Я и не пытался, и не смог бы ничего написать — ни про маяту, ни про транзитников, которые, бестолково и нервно, как голуби, бегали по душному залу, пугая друг друга слухами о великой, быть может вечной, перемене погоды и авариях, которые терпят самолеты, заблудившись во мгле. При всем желании я ни строчки не смог бы написать — ни лжи, ни правды. Про то, каким не смог быть, и про свои мудрые мысли, которых не было. Про то, какой контакт у нас установился с искусственной блондинкой в японской куртке «баллон», как мы с ней интеллигентно-случайно познакомились и тонко побеседовали. И не смог бы написать, что на самом деле она смотреть на меня не хотела, такой я был весь помятый, небритый, с вздувшимися от повышенного давления жилами, вовсе не джентльмен… Ни про то, ни про это не смог бы написать, хотя каждые полчаса ходил пить пиво. Если в кармане что и осталось — трояк на оставшуюся дорогу. Полдень вяло тащился, запинаясь о чемоданы, я сидел отупевший, разбитый, пытаясь читать купленный в киоске журнал, а в соседнем кресле, раздвинув жалобно изогнувшиеся трубочки подлокотников, ерзала от духоты огромная, жаркая, как печь, женщина с властным мужским лицом. Одной рукой она прижимала к животу картонную коробку, другой — пухлого, оловянноглазого младенца с выпавшей изо рта струйкой слюны. Младенец агукал, играл сам с собой в ладушки, то смеялся, пуская пузыри, то вдруг принимался густо орать и багровел, будто рассерженный начальник. Она крепко вытирала ему нос и косилась на меня, брезгливо поводя широкими толстыми ноздрями. И мне, ей-богу, хотелось встать перед ней по стойке «смирно», виновато склонив голову, заранее винясь во всем, что бы я ни сделал и что она так точно во мне угадала. Что я такое перед такой женщиной? Что все мы такое перед такими женщинами!

Стараясь не дышать и не смотреть в ее сторону, я супил брови и таращил глаза в повесть, где писалось о том, как выдуманные герои играют в людей.

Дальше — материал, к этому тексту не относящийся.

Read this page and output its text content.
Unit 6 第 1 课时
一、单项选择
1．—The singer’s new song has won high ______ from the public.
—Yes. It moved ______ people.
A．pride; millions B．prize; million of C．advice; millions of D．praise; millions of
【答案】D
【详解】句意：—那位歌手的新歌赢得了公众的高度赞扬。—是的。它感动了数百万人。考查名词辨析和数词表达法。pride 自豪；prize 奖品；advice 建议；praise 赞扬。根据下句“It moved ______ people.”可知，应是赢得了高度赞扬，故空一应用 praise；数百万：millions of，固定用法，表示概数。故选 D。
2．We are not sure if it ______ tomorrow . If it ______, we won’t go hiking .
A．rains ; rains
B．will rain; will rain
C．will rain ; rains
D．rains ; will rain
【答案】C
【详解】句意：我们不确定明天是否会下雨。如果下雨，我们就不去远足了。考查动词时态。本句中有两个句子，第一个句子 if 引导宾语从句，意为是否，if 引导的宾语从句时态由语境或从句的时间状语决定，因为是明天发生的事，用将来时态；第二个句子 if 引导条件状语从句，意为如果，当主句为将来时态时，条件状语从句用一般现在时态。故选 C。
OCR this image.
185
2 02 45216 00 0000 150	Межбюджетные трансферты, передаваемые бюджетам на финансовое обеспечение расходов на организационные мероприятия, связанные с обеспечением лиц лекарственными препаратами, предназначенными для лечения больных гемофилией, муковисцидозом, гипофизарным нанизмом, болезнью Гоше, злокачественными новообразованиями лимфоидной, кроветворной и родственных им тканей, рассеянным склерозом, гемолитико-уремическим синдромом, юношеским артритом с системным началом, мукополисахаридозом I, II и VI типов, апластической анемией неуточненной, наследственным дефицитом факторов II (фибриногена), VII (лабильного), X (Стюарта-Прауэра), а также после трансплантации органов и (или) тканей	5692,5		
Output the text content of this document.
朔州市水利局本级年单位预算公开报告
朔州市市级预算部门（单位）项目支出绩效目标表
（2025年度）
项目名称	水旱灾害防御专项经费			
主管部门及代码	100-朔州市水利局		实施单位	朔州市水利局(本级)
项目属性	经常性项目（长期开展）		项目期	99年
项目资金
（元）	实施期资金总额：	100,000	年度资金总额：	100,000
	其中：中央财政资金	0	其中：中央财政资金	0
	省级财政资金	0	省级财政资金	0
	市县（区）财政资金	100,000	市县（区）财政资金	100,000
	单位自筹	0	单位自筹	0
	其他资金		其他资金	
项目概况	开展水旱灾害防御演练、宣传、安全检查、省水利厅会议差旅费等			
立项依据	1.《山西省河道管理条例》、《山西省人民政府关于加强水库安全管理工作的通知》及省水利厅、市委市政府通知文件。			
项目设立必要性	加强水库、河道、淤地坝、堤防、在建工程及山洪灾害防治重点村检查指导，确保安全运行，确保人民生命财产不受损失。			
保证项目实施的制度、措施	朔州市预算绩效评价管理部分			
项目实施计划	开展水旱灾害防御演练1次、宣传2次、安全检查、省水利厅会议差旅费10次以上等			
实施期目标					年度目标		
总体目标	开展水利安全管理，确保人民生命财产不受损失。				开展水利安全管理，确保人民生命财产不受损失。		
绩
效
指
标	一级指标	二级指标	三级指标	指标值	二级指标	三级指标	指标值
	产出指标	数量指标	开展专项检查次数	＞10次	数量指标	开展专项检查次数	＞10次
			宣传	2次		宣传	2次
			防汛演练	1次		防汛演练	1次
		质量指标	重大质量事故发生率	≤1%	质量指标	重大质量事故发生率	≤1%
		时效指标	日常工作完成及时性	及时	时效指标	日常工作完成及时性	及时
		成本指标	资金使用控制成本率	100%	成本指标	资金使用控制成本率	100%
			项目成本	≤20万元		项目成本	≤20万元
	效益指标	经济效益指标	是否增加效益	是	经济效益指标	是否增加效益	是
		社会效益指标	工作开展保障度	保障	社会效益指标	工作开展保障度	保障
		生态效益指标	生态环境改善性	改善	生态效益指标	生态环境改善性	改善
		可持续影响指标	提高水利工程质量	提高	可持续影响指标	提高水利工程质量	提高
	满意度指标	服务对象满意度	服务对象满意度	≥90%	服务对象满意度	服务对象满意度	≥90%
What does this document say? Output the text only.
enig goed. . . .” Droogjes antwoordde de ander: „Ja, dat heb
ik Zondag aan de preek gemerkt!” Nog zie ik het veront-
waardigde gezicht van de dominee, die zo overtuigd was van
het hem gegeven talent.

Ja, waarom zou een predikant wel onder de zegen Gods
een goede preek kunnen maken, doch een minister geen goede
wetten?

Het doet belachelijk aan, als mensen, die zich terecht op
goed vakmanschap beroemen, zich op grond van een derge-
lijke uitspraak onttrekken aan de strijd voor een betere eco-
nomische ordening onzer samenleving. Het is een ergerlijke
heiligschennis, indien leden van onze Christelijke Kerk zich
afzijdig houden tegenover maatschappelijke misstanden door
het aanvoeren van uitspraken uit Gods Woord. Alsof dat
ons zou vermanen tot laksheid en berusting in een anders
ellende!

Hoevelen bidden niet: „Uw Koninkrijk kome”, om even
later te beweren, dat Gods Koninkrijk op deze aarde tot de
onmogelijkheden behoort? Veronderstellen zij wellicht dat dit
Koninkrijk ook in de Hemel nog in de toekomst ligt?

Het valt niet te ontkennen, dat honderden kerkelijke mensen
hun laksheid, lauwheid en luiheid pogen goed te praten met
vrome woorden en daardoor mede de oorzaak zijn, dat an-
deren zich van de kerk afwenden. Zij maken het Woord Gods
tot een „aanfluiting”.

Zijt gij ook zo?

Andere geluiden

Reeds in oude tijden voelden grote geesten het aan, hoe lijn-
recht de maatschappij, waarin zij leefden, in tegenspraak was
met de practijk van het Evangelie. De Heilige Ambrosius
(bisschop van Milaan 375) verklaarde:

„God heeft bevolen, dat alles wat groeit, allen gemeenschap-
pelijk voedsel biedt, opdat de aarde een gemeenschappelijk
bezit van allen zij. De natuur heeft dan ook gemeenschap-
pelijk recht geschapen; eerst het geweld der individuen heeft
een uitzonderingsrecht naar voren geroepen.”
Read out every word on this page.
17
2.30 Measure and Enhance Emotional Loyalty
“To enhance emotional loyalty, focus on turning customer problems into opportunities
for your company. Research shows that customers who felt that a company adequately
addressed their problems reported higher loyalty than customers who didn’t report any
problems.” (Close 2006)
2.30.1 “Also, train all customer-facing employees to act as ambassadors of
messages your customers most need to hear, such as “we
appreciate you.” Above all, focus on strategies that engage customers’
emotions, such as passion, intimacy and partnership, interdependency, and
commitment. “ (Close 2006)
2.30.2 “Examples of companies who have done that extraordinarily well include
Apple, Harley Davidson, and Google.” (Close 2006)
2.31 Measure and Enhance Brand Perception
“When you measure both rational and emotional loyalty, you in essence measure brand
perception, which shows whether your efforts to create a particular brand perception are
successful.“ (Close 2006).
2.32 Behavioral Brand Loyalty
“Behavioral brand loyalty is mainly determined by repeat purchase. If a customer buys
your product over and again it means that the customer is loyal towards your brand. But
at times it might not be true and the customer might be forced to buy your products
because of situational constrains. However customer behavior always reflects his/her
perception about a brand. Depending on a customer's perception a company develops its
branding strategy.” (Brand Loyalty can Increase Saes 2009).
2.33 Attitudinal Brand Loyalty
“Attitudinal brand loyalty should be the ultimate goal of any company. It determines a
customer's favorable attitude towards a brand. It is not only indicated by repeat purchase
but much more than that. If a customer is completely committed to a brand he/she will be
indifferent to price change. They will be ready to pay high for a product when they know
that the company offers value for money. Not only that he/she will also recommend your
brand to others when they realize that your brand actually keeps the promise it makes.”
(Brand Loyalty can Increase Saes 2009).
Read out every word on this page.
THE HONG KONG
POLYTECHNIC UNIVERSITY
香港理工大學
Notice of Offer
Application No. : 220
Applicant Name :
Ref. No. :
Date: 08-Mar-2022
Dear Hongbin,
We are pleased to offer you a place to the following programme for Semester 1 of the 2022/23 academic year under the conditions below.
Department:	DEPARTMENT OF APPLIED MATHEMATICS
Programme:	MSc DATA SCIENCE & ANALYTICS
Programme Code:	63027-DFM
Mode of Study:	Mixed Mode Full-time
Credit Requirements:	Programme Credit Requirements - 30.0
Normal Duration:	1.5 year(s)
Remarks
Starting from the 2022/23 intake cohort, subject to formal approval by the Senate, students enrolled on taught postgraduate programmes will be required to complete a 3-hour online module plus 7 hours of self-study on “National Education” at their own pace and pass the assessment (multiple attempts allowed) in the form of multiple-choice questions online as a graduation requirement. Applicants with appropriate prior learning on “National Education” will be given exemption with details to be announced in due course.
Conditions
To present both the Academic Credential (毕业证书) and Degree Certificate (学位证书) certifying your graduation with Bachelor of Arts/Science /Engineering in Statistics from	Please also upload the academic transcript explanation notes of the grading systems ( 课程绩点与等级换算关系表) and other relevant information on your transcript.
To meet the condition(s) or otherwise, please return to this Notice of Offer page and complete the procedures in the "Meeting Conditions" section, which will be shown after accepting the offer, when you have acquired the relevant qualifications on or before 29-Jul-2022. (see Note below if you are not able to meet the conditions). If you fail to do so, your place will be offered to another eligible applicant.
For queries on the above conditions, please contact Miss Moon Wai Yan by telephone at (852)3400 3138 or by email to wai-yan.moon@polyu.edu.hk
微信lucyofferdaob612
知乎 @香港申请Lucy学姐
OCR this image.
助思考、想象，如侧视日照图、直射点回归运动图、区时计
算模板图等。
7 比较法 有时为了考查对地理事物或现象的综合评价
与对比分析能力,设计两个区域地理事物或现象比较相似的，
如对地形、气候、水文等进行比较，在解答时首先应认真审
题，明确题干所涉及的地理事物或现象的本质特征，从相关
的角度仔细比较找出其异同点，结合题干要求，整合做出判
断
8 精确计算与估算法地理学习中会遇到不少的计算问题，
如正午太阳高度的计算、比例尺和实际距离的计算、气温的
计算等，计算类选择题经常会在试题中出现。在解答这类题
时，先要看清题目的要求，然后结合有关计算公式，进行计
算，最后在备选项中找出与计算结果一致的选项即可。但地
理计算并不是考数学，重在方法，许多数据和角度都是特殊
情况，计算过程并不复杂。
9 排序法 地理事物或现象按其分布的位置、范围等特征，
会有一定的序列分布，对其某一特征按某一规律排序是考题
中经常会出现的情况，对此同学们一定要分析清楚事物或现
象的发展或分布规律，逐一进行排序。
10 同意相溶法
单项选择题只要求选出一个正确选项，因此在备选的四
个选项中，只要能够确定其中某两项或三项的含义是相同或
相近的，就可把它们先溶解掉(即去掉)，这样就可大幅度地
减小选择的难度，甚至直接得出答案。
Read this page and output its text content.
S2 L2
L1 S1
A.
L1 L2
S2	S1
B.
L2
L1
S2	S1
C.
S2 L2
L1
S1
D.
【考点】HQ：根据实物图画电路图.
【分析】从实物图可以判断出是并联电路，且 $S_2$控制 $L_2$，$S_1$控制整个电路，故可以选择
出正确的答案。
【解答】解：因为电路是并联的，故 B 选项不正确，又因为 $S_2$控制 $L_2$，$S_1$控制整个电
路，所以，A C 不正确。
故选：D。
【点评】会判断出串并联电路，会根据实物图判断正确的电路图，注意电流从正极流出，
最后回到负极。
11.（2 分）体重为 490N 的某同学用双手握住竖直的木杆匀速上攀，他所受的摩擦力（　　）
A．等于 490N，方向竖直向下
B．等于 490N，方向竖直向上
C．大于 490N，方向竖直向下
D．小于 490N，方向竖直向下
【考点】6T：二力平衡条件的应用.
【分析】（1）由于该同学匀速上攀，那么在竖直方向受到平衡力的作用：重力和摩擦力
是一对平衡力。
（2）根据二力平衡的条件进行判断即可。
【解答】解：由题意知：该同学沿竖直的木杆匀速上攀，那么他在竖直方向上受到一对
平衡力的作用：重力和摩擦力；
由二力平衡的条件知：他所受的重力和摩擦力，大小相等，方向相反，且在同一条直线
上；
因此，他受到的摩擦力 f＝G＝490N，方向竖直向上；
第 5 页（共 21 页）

И кто-то по фамилии Епифаньев в послесловии ко всему этому бреду про директора стройки, который борется за выполнение плана, а в личном плане у него не все ладится, жена у него дрянь, зато любит его простая маляр-штукатур Маша, и он мучится — остаться ли ему с женой или же отдаться порыву с подчиненной ему штукатуром-маляром, — так вот, этот самый Епифаньев писал, что в повести затронуты коренные проблемы современности. А у меня не хватало мозгов, чтобы понять, где они, эти проблемы, в чем таком заключаются, — в сволочизме ли директора, который пренебрегает чувствами простой девушки, не умея решить простейший треугольник, как будто в школе его не выучили считать на пальцах? И если уж сильный человек, этот самый директор, на ста страницах никак не решится бросить к чертям собачьим свою стерву-жену, для контраста с Машей увешанную бриллиантами, то что же говорить про обыкновенную, без всякой там железной воли личность вроде меня, разжевавшего свою жизнь как сено и имеющего привычку строить из этого трагедию? Так ли я грешен, господи? И откуда тогда вообще берутся на белом свете летчики-испытатели, подпольные миллионеры и палачи? Ничего этого я не мог сообразить. Я только представлял себе этого самого Епифаньева — кругленького, с насиженным задом, на котором воробьиным хвостом топорщится кургузый пиджачок. Вот он говорит о чем-то важном, склоняя к плечу лысеющую голову и выпячивая губу. В волосатых и будто бескостных пальчиках — папка…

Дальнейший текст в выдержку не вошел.